His career was marked by versatility, from music videos with Madonna to commercial multiplex thrillers to talky TV dramas to erotic romances.
He made his directorial debut with the romantic drama Reckless in 1984, which starred Aidan Quinn and Daryl Hannah. It was an acrimonious start to his big-screen career with the film receiving negative reviews and angering screenwriter Chris Columbus, who disowned it.
He received better notices for his follow-up, crime drama At Close Range, which starred Sean Penn and Christopher Walken. In the same year, he also started working with Madonna, who was married to Penn at the time.

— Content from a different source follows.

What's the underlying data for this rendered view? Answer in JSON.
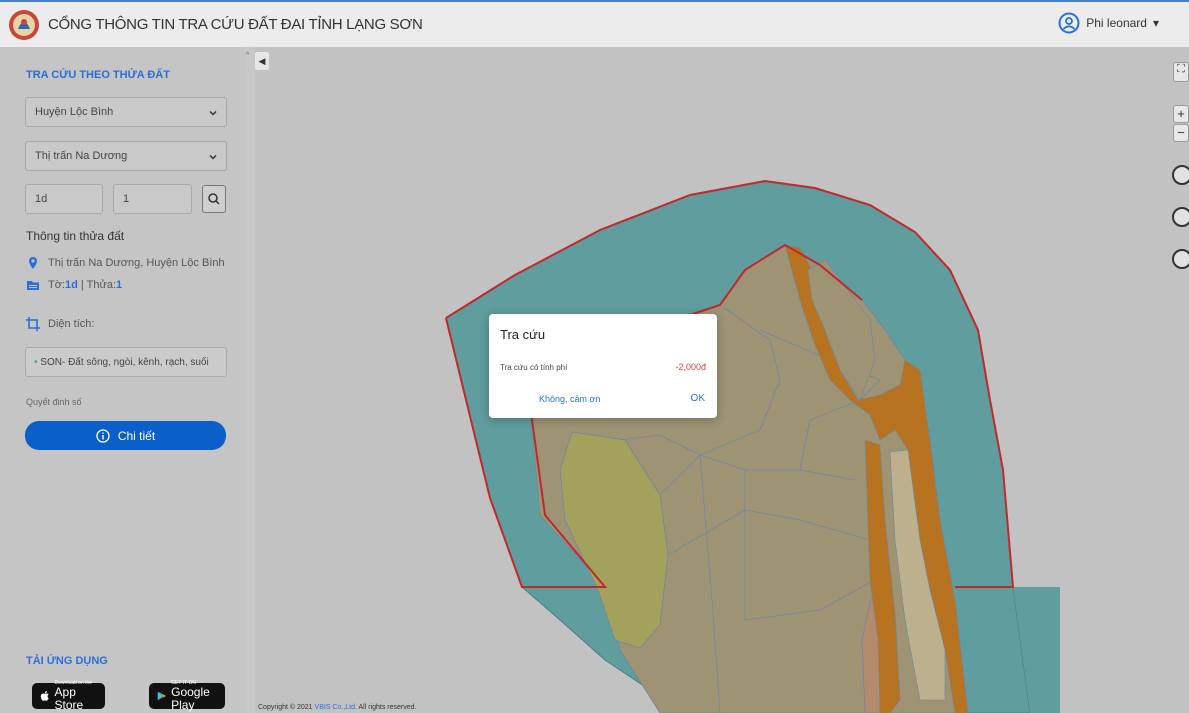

Foley was the best man at their wedding.
He directed the videos for Live to Tell, Papa Don’t Preach and True Blue as well as the 1987 screwball comedy Who’s That Girl, which starred the singer alongside Griffin Dunne.
In the 1990s, he directed an episode of Twin Peaks before films such as David Mamet adaptation Glengarry Glen Ross, John Grisham drama The Chamber and Mark Wahlberg and Reese Witherspoon thriller Fear.
The 2000s saw him direct Confidence with Dustin Hoffman and Perfect Stranger with Halle Berry before the 2010s had him directing episodes of House of Cards and Billions, as well as taking on the two Fifty Shades of Grey sequels.
“Seriously, if you cast the right friggin’ people and they’re good actors, it’s amazing how little you have to do but stay out of the way,” Foley said modestly of his career in a 2003 interview.